Hometown residents shocked it's their 'Denny' Hastert who's indicted
It's not another Illinois politician facing criminal charges that surprises them. It's that it's their politician.
For many in Yorkville, the idea that former U.S. House Speaker Dennis Hastert -- called Denny by most in town -- would be the target of a federal indictment was unthinkable. That the charges of concealing bank withdrawals might link back to accusations of sexual misconduct decades ago when Hastert was a teacher and coach is even harder for many to believe.
"Of course we're all talking about it," said Gary Bulloch, a former student of Hastert at Yorkville High School in the late 1960s and early 1970s. "It's insane."
Hastert, 73, is accused of lying to the FBI and violating federal banking laws to cover up about $1.7 million in payments he made beginning in 2010 "to conceal prior misconduct" against someone in Yorkville that Hastert had known for a long time, according to an indictment made public Thursday. Prosecutors said Hastert had agreed to pay $3.5 million in hush money over several years.
"Yes, it's surprising," said Michael Spada, owner of D&H Ag The Country Store in Yorkville. "Look, he's a smart guy and a kind guy. My opinion is it's none of anyone's business if it's his own money, but if he did something illegal then go join (incarcerated former Gov. Rod) Blagojevich and the rest of them."
Hastert made his political bones on his Midwestern middle-of-the-road persona. At a time of great upheaval within the Republican party, he rose to third in line to the presidency mainly based on the fact that there was nothing controversial about him.
In the wake of the indictment, Hastert resigned from his lucrative lobbying job in Washington, D.C., as well as his post on Wheaton College's J. Dennis Hastert Center for Economics, Government, and Public Policy, the namesake institution he helped create at his alma mater.

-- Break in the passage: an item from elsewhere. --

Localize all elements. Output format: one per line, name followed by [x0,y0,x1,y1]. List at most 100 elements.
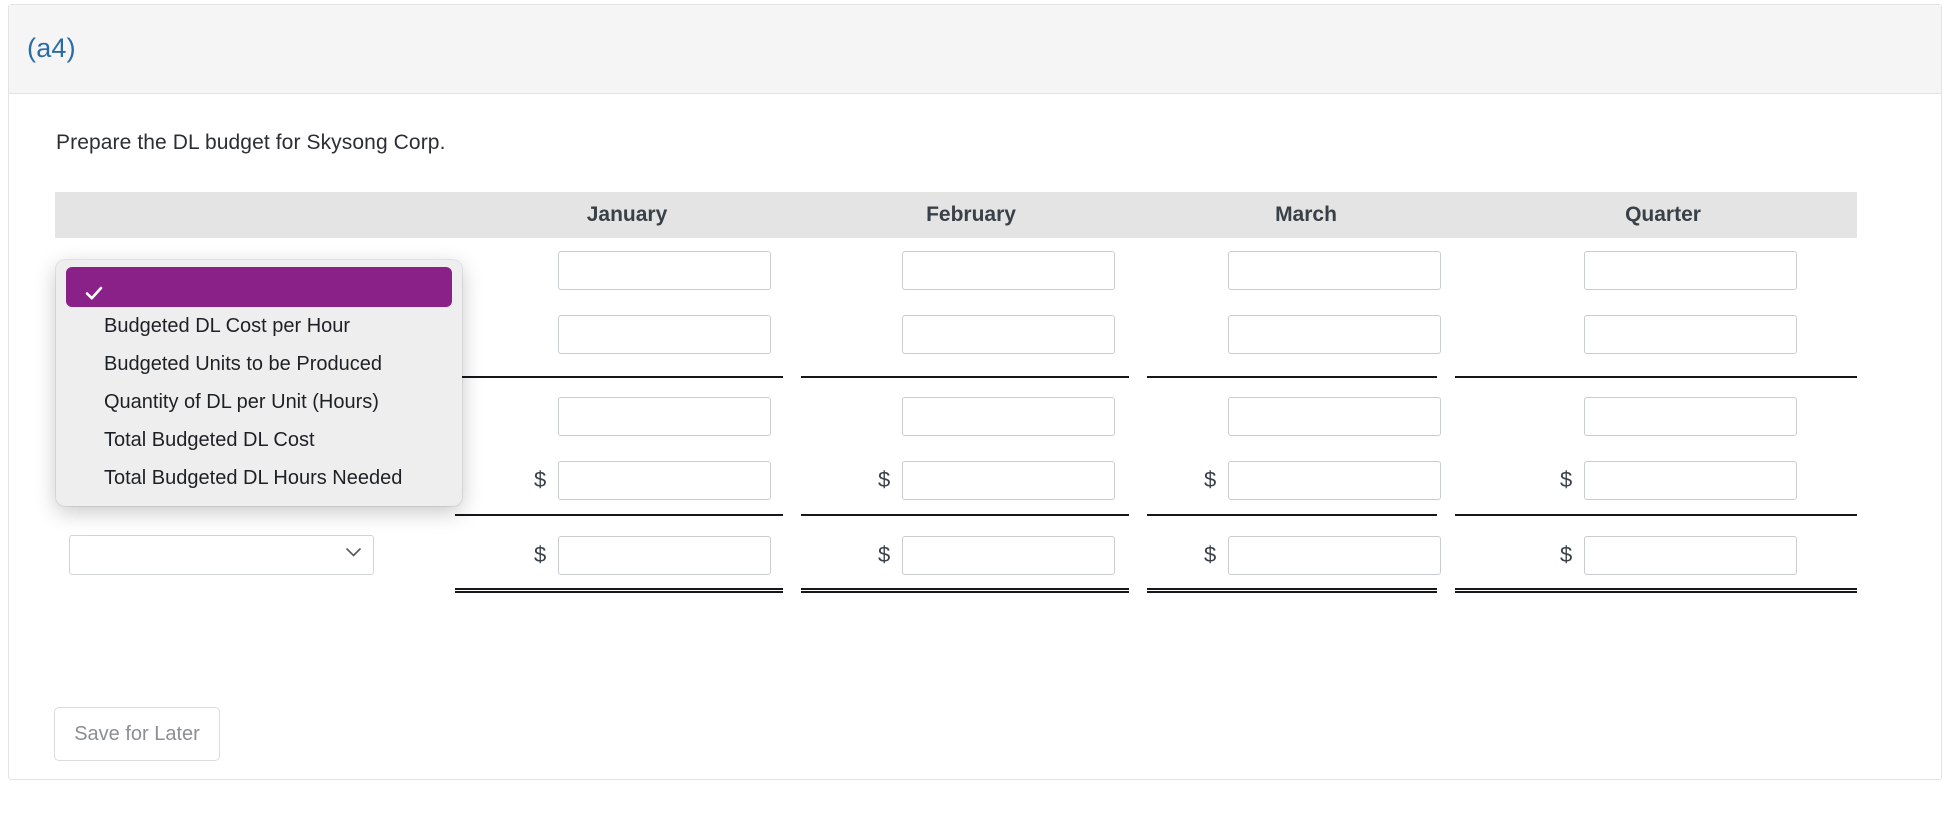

He has not made any public statements about the charges he is facing, nor is he returning calls seeking comment.
"Everything just seems to be going so fast because this just feels like it came out of nowhere," said Dennis Donnellan of Bristol. "We have neighbors who've had the Hasterts over and I've talked to a couple people who were his students, and it's probably a greater impact on people like that, but to me it's just politics in Illinois."
Numerous publications cite unnamed federal sources as saying the payoffs were to buy silence about sexual misconduct with a former male student, who was not identified in court papers and has not been charged.
Yorkville School District 115 issued a statement saying officials are unaware of any misconduct by Hastert during the 16 years he taught and coached there between 1965 and 1981. And that goes for a lot of people in town.
"There's never been a whisper of anything like that," Bulloch said. "Not a thing."
Prosecutors said the person Hastert is accused of paying off still lives in Yorkville, but some in town seem unconcerned about uncovering that person's identity.
Hastert "has done a lot of good for the community and I believe he's innocent until proven guilty," said Debbie Brykczynski, owner of Yorkville Bowl. "I care more about why it was done than who it is."
Yorkville's population increased from 2,000 to more than 16,000 people in 2010. Many of the town's main roads are torn up for widening projects that are expected to help attract more people and businesses to the area.
Though Hastert's been out of office since 2007, many in town believe he remains a powerful force behind the area's continued prosperity. Not having Hastert's influence on lawmakers might hurt the area, they fear.
"It will probably slow things down around here," said Yorkville resident Marilyn Rooney.
Hastert has spent the majority of his time in the Washington, D.C., area since retiring from Congress.
His visits to Illinois have tapered off considerably since he left office, residents said, though he still owns a home in Plano.
"When he was still in Congress, he'd occasionally stop in and buy some pet food," Spada said. "I haven't seen him in a couple years."
But prosecutors said he was making trips back to the area frequently enough to make $100,000 payments every three months to "Individual A," the unidentified person in the indictment.
"It's very sad for something like that to come out," said Alan Sanders of Sandwich. "I speculate in my own mind and I don't like what I'm seeing."
For those who know Hastert, it's hard to come to grips with the allegations. "I've just got to think this goes well deep in his past and is something he's had to cover up for a long time," said Bulloch, who also played football for Hastert. "If it goes back to when he was a teacher, that's an awful long time and a terrible cross to bear. I kind of feel sorry for him."